Does natural selection favor AIs over humans? Model this!

Dan Hendrycks argues it probably favors the AIs, paper here.  He is a serious person, well known in the area, home page here, and he gives a probability of doom above 80%.

I genuinely do not understand why he sees so much force in his own paper.  I am hardly “Mr. Journal of Economic Theory,” and I have plenty of papers that you could describe as a string of verbal arguments, but here is an instance where I would find an actual model very useful.  Evolutionary biology is full of them, as is economics.  Why not apply them to the AI Darwinian process?  Why leap to such extreme conclusions in the meantime?

Here are two very simple ideas I would like to see incorporated into any model:

1. At least in the early days of AIs, humans will reproduce and recommend those AIs that please them.  Really!  We already see this with people preferring GPT-4 to GPT 3.5, the popularity of Midjourney 5, and so on.  So, at least for a while, AIs will evolve to please us.  What that means over time is perhaps unclear (maybe some of us opt for ruthless?  But do we all seek to hire ruthless employees and RAs?  I for one do not), but surely it should be incorporated into the basic model.  How much ruthlessness do we seek to inject into the agents who do our bidding?  It depends on context, and so is it the finance bots who will end the world?  Or perhaps the system will be tolerably decentralized and cooperative to a fair degree.  If you are skeptical there, OK, but isn’t that the main question you need to address?  And please do leave in the comments references to models that deploy these two assumptions.  (With the world at stake, surely you can do better than those bikers did!)

2. Humans can apply principal-agent contracts to the AI (again, at least for some while into the evolutionary process).  Keep in mind if the AIs are risk-neutral (are they?), perhaps humans can achieve a first-best result from the AIs, just as they can with other humans.  If the AIs are risk-averse, in the final equilibrium they will shirk too much, but they still do a fair amount of work under many parameter values.  If they shirk altogether, we might stop investing in them, bringing us back to the evolutionary point.

Neither of those points are the proverbial “rocket science,” rather they are super-basic.  Yet neither plays much if any role in the Hendrycks paper.  There are some mentions of various points on for instance p.17, but I don’t see a clear presentation of modeling the human choices in a decentralized process.  p.21 does consider the decentralized incentives point a bit more, but it consists mostly of two quite anomalous examples, such as a dog pushing kids into the Seine to later save them (how often?), and “the India cobra story,” which is likely outright false.  It doesn’t offer sound anecdotal empirics, or much theoretical analysis of which kinds of assistants we will choose to invest in, again set within a decentralized process.

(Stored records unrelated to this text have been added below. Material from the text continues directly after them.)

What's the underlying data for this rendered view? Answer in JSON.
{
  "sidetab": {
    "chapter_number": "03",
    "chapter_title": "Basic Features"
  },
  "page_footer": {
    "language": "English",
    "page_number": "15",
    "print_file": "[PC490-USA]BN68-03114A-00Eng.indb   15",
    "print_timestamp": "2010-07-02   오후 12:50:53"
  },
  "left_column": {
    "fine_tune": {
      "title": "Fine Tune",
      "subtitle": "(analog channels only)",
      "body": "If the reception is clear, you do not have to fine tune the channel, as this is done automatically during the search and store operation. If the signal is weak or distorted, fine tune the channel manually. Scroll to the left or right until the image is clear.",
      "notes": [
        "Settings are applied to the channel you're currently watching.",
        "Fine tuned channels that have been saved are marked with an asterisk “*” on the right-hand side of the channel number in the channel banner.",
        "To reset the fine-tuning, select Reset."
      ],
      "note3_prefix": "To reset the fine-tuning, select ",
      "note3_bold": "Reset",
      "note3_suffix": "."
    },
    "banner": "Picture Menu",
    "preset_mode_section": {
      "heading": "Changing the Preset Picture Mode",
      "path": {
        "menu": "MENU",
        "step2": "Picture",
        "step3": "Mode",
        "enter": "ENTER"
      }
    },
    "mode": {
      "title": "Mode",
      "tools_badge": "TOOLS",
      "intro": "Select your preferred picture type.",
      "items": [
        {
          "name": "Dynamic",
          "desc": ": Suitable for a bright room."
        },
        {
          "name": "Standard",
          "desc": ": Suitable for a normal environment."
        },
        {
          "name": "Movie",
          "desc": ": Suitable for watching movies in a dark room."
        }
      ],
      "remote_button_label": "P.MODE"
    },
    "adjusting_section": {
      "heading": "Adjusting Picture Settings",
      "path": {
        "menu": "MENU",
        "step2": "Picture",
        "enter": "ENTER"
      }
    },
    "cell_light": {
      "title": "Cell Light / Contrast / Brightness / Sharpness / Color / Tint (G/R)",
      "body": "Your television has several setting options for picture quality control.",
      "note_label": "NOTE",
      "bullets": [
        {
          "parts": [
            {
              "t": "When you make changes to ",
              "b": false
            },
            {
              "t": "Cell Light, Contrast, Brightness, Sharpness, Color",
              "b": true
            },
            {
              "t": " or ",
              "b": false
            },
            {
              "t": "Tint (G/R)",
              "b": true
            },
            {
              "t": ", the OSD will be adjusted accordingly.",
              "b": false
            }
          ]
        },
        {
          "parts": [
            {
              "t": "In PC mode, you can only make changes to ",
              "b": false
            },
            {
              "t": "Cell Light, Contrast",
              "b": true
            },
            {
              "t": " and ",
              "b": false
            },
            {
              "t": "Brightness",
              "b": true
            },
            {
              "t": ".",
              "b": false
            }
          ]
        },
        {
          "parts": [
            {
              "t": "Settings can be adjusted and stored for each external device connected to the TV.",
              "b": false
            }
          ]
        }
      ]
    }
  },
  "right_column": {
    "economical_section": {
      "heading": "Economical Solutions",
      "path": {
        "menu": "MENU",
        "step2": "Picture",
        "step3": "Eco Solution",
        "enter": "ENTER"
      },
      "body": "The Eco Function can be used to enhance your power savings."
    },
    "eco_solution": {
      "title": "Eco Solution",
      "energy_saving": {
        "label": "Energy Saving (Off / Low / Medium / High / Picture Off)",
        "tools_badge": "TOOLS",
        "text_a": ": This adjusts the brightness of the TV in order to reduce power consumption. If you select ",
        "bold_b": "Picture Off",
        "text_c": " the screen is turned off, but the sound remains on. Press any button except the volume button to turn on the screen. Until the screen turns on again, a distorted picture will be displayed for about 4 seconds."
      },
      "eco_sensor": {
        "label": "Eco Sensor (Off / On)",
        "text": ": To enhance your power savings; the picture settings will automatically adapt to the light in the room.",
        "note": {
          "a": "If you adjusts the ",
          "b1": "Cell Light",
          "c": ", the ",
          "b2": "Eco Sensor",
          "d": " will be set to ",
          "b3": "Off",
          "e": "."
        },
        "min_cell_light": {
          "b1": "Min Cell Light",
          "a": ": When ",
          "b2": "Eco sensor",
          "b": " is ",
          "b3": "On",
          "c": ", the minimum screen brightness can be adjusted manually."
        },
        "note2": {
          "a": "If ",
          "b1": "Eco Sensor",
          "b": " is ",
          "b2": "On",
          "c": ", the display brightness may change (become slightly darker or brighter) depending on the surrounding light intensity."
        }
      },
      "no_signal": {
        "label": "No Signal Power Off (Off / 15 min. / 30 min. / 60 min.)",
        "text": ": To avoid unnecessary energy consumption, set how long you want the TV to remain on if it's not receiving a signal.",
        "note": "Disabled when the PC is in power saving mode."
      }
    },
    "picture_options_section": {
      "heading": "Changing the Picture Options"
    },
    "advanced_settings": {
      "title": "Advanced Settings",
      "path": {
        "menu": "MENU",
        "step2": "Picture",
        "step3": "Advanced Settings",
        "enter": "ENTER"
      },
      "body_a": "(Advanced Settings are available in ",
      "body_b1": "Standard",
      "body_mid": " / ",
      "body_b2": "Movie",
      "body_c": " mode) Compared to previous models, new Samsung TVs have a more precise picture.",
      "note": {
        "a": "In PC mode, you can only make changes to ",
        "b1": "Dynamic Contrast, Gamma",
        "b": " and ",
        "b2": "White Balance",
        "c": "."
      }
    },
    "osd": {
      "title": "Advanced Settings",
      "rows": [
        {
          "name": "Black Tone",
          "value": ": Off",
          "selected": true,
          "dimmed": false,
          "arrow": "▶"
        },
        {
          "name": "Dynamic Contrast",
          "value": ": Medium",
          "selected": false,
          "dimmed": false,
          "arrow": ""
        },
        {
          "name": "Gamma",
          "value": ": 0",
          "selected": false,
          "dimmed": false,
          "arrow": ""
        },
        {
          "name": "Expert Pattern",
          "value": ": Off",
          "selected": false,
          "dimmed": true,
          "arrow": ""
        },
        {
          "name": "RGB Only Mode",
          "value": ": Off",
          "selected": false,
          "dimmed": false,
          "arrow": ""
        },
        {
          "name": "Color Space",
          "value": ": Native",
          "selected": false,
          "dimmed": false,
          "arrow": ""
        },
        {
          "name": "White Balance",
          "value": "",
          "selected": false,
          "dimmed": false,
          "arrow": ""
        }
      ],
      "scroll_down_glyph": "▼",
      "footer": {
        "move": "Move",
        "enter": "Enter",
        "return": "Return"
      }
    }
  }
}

Dan Hendryks, why are you so pessimistic?  Have you built such models, fleshing out these two assumptions, and simply not shown them to us?  Please show!

If the very future of the world is at stake, why not build such models?  Surely they might help us find some “outs,” but of course the initial problem has to be properly specified.

And more generally, what is your risk communication strategy here?  How secure, robust, and validated does your model have to be before you, a well-known figure in the field and Director at the Center for AI Safety, would feel justified in publicly announcing the > 80% figure?  Which model of risk communication practices (as say validated by risk communication professionals) are you following, if I may ask?

In the meantime, may I talk you down to 79% chance of doom?